The CDC guidance also recommends physical distancing of at least 3 feet between students inside classrooms, though it also states that distancing should not be a barrier to reopening. Instead, if physical distancing cannot be maintained, the guidance says, “it is especially important to layer multiple other prevention strategies, such as indoor masking.”
It also does not recommend cohorting — or separating students into groups for the day — vaccinated students together and unvaccinated students together, stating that the school has a responsibility to ensure any cohorting “is done in an equitable manner that does not perpetuate academic, racial, or other tracking.”
Local school officials have relied on guidance from organizations like the CDC and Public Health Madison & Dane County throughout the pandemic to help formulate rules and prevention strategies for school settings. The district was entirely virtual from March 2020 until March 2021, when it began a phased-in return to in-person instruction.

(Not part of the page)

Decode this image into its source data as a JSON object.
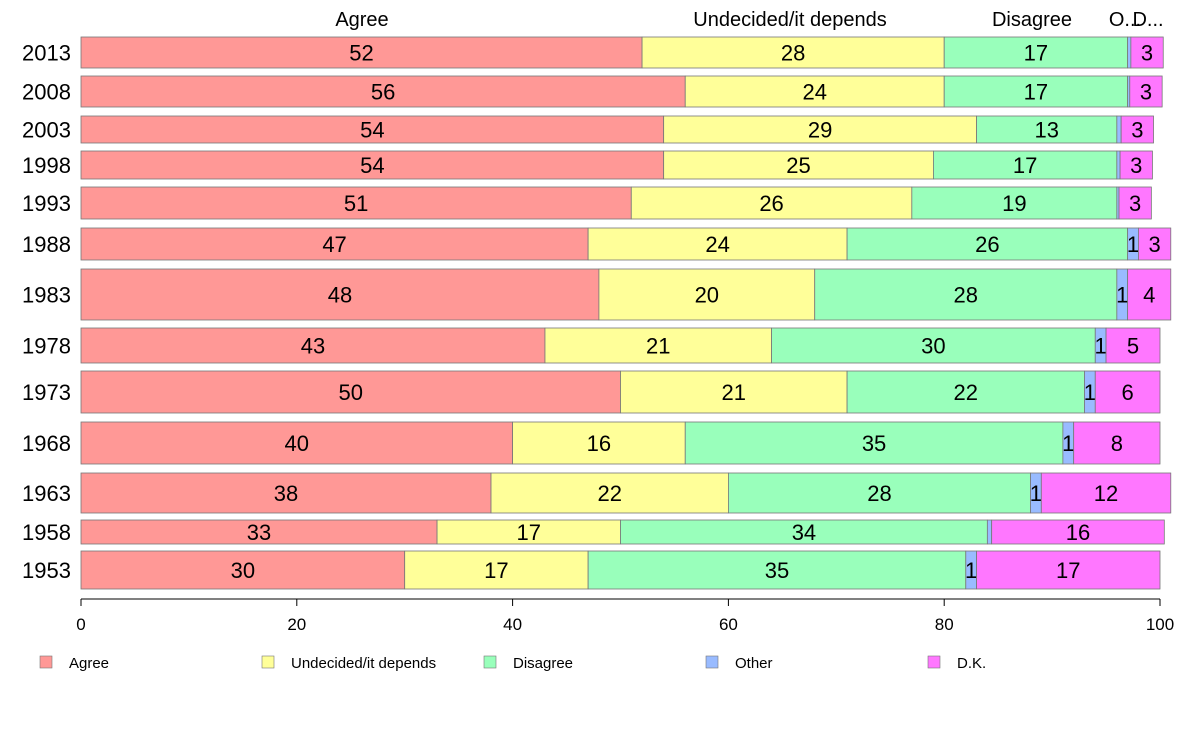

Early in the pandemic, many feared schools would be superspreader environments, but that has not borne out when mitigation strategies are in place. Younger people also are less likely to experience severe complications from contracting COVID-19 initially.
“Though COVID-19 outbreaks have occurred in school settings, multiple studies have shown that transmission rates within school settings, when multiple prevention strategies are in place, are typically lower than — or similar to — community transmission levels,” the CDC guidance states.

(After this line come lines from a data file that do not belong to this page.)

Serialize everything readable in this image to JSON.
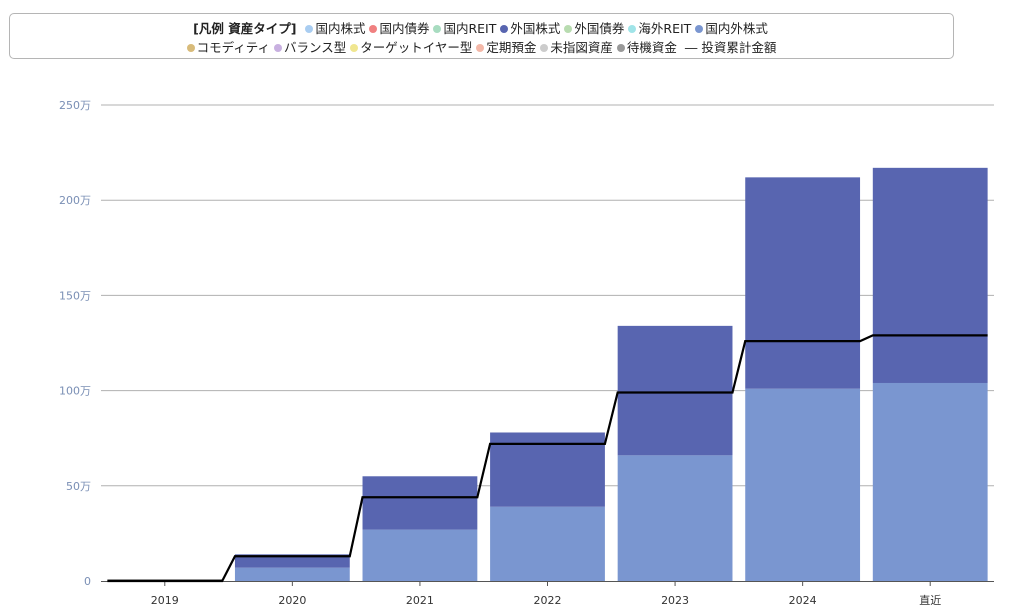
{
  "legend": {
    "title": "[凡例 資産タイプ]",
    "row1": [
      {
        "label": "国内株式",
        "color": "#a9cdf1"
      },
      {
        "label": "国内債券",
        "color": "#f08080"
      },
      {
        "label": "国内REIT",
        "color": "#a8dcc0"
      },
      {
        "label": "外国株式",
        "color": "#5865b0"
      },
      {
        "label": "外国債券",
        "color": "#b8dcb0"
      },
      {
        "label": "海外REIT",
        "color": "#a0e4e8"
      },
      {
        "label": "国内外株式",
        "color": "#7a96d0"
      }
    ],
    "row2": [
      {
        "label": "コモディティ",
        "color": "#d8bb7a"
      },
      {
        "label": "バランス型",
        "color": "#c8b0e0"
      },
      {
        "label": "ターゲットイヤー型",
        "color": "#f0e690"
      },
      {
        "label": "定期預金",
        "color": "#f4b8a8"
      },
      {
        "label": "未指図資産",
        "color": "#cccccc"
      },
      {
        "label": "待機資金",
        "color": "#999999"
      }
    ],
    "line_label": "投資累計金額",
    "line_symbol": "―"
  },
  "chart_data": {
    "type": "bar",
    "stacked": true,
    "categories": [
      "2019",
      "2020",
      "2021",
      "2022",
      "2023",
      "2024",
      "直近"
    ],
    "series": [
      {
        "name": "待機資金",
        "color": "#999999",
        "values": [
          1,
          0,
          0,
          0,
          0,
          0,
          0
        ]
      },
      {
        "name": "国内外株式",
        "color": "#7a96d0",
        "values": [
          0,
          7,
          27,
          39,
          66,
          101,
          104
        ]
      },
      {
        "name": "外国株式",
        "color": "#5865b0",
        "values": [
          0,
          7,
          28,
          39,
          68,
          111,
          113
        ]
      }
    ],
    "line": {
      "name": "投資累計金額",
      "color": "#000000",
      "values": [
        0,
        13,
        44,
        72,
        99,
        126,
        129
      ]
    },
    "y_ticks": [
      "0",
      "50万",
      "100万",
      "150万",
      "200万",
      "250万"
    ],
    "y_tick_values": [
      0,
      50,
      100,
      150,
      200,
      250
    ],
    "ylim": [
      0,
      250
    ],
    "grid": true
  }
}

In Dane County, community transmission levels are low and vaccination rate is relatively high.
State Department of Health Services data shows that 70.1%% of MMSD residents have completed their vaccine series. That includes 54.4% of those between the ages of 12 and 15 and 66.8% of those in the ages 16-17 bracket.
The CDC recommends other processes like screening testing, ventilation, practicing handwashing etiquette and staying home when sick as “important layers of prevention to keep schools safe.”
Much of the guidance leaves decision-making to local officials, with the CDC recommending schools work with public health officials to monitor community transmission and vaccination levels to inform policy and practice.
If schools begin to remove prevention strategies like masking and physical distancing, the CDC says, they should “remove them one at a time and monitor closely for any increases in COVID-19 cases.”
Under the CDC’s standards for community transmission, Dane County school districts would not need to offer screening tests for students, but should offer screening testing for unvaccinated teachers and staff at least once a week.